In contrast, increases in real productivity are the result of more productive tools or methods of operating that make it possible for a worker to do more work. Non-real productivity gains are the result of shifting work to lower paid workers, often without regards to real productivity. The net result of choosing non-real over real productivity gain is that the company falls behind and obsoletes itself overtime rather than making real investments in productivity.
Standpoint of labor
From the standpoint of labor within countries on the negative end of outsourcing this may represent a new threat, contributing to rampant worker insecurity, and reflective of the general process of globalization (see Krugman, Paul (2006). "Feeling No Pain." New York Times, March 6, 2006). While the "outsourcing" process may provide benefits to less developed countries or global society as a whole, in some form and to some degree - include rising wages or increasing standards of living - these benefits are not secure.
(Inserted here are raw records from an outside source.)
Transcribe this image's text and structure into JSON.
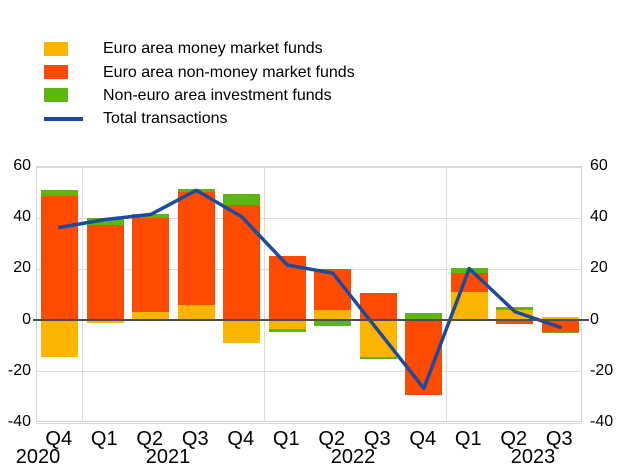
{
  "legend": {
    "items": [
      {
        "label": "Euro area money market funds",
        "color": "#ffb400",
        "swatch": "box"
      },
      {
        "label": "Euro area non-money market funds",
        "color": "#ff4b00",
        "swatch": "box"
      },
      {
        "label": "Non-euro area investment funds",
        "color": "#5db60d",
        "swatch": "box"
      },
      {
        "label": "Total transactions",
        "color": "#1c4b9e",
        "swatch": "line"
      }
    ]
  },
  "chart_data": {
    "type": "bar",
    "subtype": "stacked-bars-with-line",
    "categories": [
      "Q4",
      "Q1",
      "Q2",
      "Q3",
      "Q4",
      "Q1",
      "Q2",
      "Q3",
      "Q4",
      "Q1",
      "Q2",
      "Q3"
    ],
    "year_groups": [
      {
        "label": "2020",
        "start": 0,
        "end": 0
      },
      {
        "label": "2021",
        "start": 1,
        "end": 4
      },
      {
        "label": "2022",
        "start": 5,
        "end": 8
      },
      {
        "label": "2023",
        "start": 9,
        "end": 11
      }
    ],
    "series": [
      {
        "name": "Euro area money market funds",
        "color": "#ffb400",
        "values": [
          -14.4,
          -1.0,
          3.3,
          6.1,
          -8.8,
          -3.3,
          4.2,
          -14.3,
          0.0,
          11.3,
          4.2,
          1.6
        ]
      },
      {
        "name": "Euro area non-money market funds",
        "color": "#ff4b00",
        "values": [
          48.6,
          37.5,
          36.8,
          44.2,
          45.3,
          25.2,
          15.8,
          10.9,
          -29.0,
          7.4,
          -1.5,
          -4.3
        ]
      },
      {
        "name": "Non-euro area investment funds",
        "color": "#5db60d",
        "values": [
          2.3,
          2.5,
          1.5,
          1.0,
          4.1,
          -1.0,
          -2.1,
          -0.7,
          3.0,
          1.7,
          1.3,
          -0.7
        ]
      }
    ],
    "line_series": {
      "name": "Total transactions",
      "color": "#1c4b9e",
      "values": [
        36.4,
        39.5,
        41.5,
        50.9,
        40.5,
        21.7,
        18.5,
        -4.0,
        -26.5,
        20.3,
        3.5,
        -2.6
      ]
    },
    "y_ticks": [
      60,
      40,
      20,
      0,
      -20,
      -40
    ],
    "ylim": [
      -40,
      60
    ],
    "grid": true,
    "legend_position": "top-left",
    "colors": {
      "zero_line": "#4d4d4d",
      "grid": "#dcdcdc"
    }
  }
}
Further, the term outsourcing is also used to describe a process by which an internal department, equipment as well as personnel, is sold to a service provider, who may retain the workforce on worse conditions or discharge them in the short term. The affected workers thus often feel they are being "sold down the river", though workers in developing countries who have a job, one they would not have otherwise, are much happier.
The U.S.
Outsourcing became a popular political issue in the United States during the 2004 U.S. presidential election. The political debate centered on Outsourcing's consequences for the domestic U.S. workforce. Democratic U.S. presidential candidate John Kerry criticized U.S. firms that outsource jobs abroad or that incorporate overseas in tax havens to avoid paying their fair share of U.S. taxes during his 2004 campaign, calling such firms "Benedict Arnold corporations". Criticism of outsourcing, from the perspective of U.S. citizens, by-and-large, revolves around the costs associated with transferring control of the labor process to an external entity in another country. A Zogby International poll conducted in August 2004 found that 71% of American voters believed that “outsourcing jobs overseas” hurt the economy while another 62% believed that the U.S. government should impose some legislative action against companies that transfer domestic jobs overseas, possibly in the form of increased taxes on companies that outsource.[21] One given rationale is the extremely high corporate income tax rate in the U.S. relative to other OECD nations [22][23][24], and the peculiar practice of taxing revenues earned outside of U.S. jurisdiction, a very uncommon practice. It is argued that lowering the corporate income tax and ending the double-taxation of foreign-derived revenue (taxed once in the nation where the revenue was raised, and once from the U.S.) will alleviate corporate outsourcing and make the U.S. more attractive to foreign companies. Sarbanes-Oxley has also been cited as a factor for corporate flight from U.S. jurisdiction.
Policy solutions to outsourcing are also criticized.